来看看链怎么做 owo,现有结点按 \(1\sim n\) 从左到右编号,记 \(s(i,j)\) 表示从 \(i\) 到 \(j\) 串成的括号序列。令 \(\operatorname{match}(i)\) 为最大的 \(j<i\),满足 \(s(j,i)\) 正则匹配。定义状态 \(f(i)\) 表示 \(s(1,i)\) 中,以 \(i\) 结尾的正则子串贡献。那么:
\[f(i)=f(\operatorname{match}(i)-1)+\operatorname{match}(i)
\]
即,先保证最短的以 \(i\) 结尾的正则,起点就可以在前面任选了。而事实上,终点也能任选,那么答案为:
\[\sum_{i=1}^nf(i)(n-i+1)
\]
需要正反分别做一次嗷。
那么,搬到树上,一个正则会贡献多少次呢?如图(混V的请告诉我背景是谁吖~):
不难发现,\((u,v)\)(或 \((v,u)\))若正则匹配,则它对答案的贡献为 \(siz_u\times siz_v\)。

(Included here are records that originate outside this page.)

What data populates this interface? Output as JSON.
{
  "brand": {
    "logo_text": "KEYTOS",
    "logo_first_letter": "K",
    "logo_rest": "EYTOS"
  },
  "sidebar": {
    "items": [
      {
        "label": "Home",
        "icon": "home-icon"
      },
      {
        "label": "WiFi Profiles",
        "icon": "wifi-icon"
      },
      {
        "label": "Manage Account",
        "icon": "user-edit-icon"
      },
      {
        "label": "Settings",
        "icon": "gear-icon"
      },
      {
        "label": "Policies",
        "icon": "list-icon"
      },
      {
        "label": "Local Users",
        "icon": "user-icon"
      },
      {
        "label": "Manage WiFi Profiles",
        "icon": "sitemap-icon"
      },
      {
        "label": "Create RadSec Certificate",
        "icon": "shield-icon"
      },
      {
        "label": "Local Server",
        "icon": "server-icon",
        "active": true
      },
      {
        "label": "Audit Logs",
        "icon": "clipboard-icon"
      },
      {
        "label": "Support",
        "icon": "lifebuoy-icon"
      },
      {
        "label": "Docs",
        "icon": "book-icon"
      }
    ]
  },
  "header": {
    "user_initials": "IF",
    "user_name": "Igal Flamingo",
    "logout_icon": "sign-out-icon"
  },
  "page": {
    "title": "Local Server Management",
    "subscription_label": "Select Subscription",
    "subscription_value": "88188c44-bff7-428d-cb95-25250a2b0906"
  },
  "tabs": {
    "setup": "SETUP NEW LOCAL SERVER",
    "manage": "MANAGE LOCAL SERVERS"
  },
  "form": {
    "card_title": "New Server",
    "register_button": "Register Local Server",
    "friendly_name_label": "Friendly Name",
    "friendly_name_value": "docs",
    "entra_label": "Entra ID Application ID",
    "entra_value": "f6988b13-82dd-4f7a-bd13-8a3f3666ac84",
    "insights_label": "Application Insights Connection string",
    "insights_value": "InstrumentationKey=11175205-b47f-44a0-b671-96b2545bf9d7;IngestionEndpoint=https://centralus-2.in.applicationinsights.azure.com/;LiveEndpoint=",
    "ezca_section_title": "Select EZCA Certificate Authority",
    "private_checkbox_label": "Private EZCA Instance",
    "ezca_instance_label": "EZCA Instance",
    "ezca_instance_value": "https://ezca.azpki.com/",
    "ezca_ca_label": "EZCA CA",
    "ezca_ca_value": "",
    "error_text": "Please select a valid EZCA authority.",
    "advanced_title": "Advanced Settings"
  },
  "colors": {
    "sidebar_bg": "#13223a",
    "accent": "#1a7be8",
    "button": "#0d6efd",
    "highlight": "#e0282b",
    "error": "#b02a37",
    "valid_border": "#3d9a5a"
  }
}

好啦,开始 \(\text{DSU on Tree}\) 吧!
注意到我们只关心一些子树大小的信息,所以这样设计状态:
- \(f(u,i)\) 表示 \(u\) 子树内某一点 \(v\) 到 \(u\),构成的串有 \(i\) 个
(失配,且所有)被匹配的 \(siz_v\) 之和。 - \(g(u,i)\) 表示 \(u\) 到其子树内某一点 \(v\),构成的串有 \(i\) 个
)失配,且所有(被匹配的 \(siz_v\) 之和。
好奇怪的定义 qwq,该怎样理解呢?
考虑一条 \(v-u-w\) 的有向树链,其中 \(u\) 是 \(v\) 与 \(w\) 的 \(\text{LCA}\)。若 \(v-u\) 长成 (...((...(,\(u-w\) 长成 ...)...)...)),其中 ... 是已匹配的括号。可见 \(v-u-w\) 是正则匹配的,而这正对应了我们的状态 \(f(u,4)\) 和 \(g(u,4)\)!
接着考虑轻重儿子信息对答案的贡献,如图:
\(\text{DFS}\) 轻儿子的时候,用线段树动态维护前缀的 ),后缀的 ( 是否出现失配的情况,若一个点加入后不存在失配,则用 DP 信息更新答案。合并信息时类似,但加入最后一个点 \(u\) 时:
-
\(s_u=\texttt{'('}\),\(f(u,i+1)=f(v,i)\),\(g(u,i-1)=f(v,i)\)。
-
\(s_u=\texttt{')'}\),\(f(u,i-1)=f(v,i)\),\(g(u,i+1)=f(v,i)\)。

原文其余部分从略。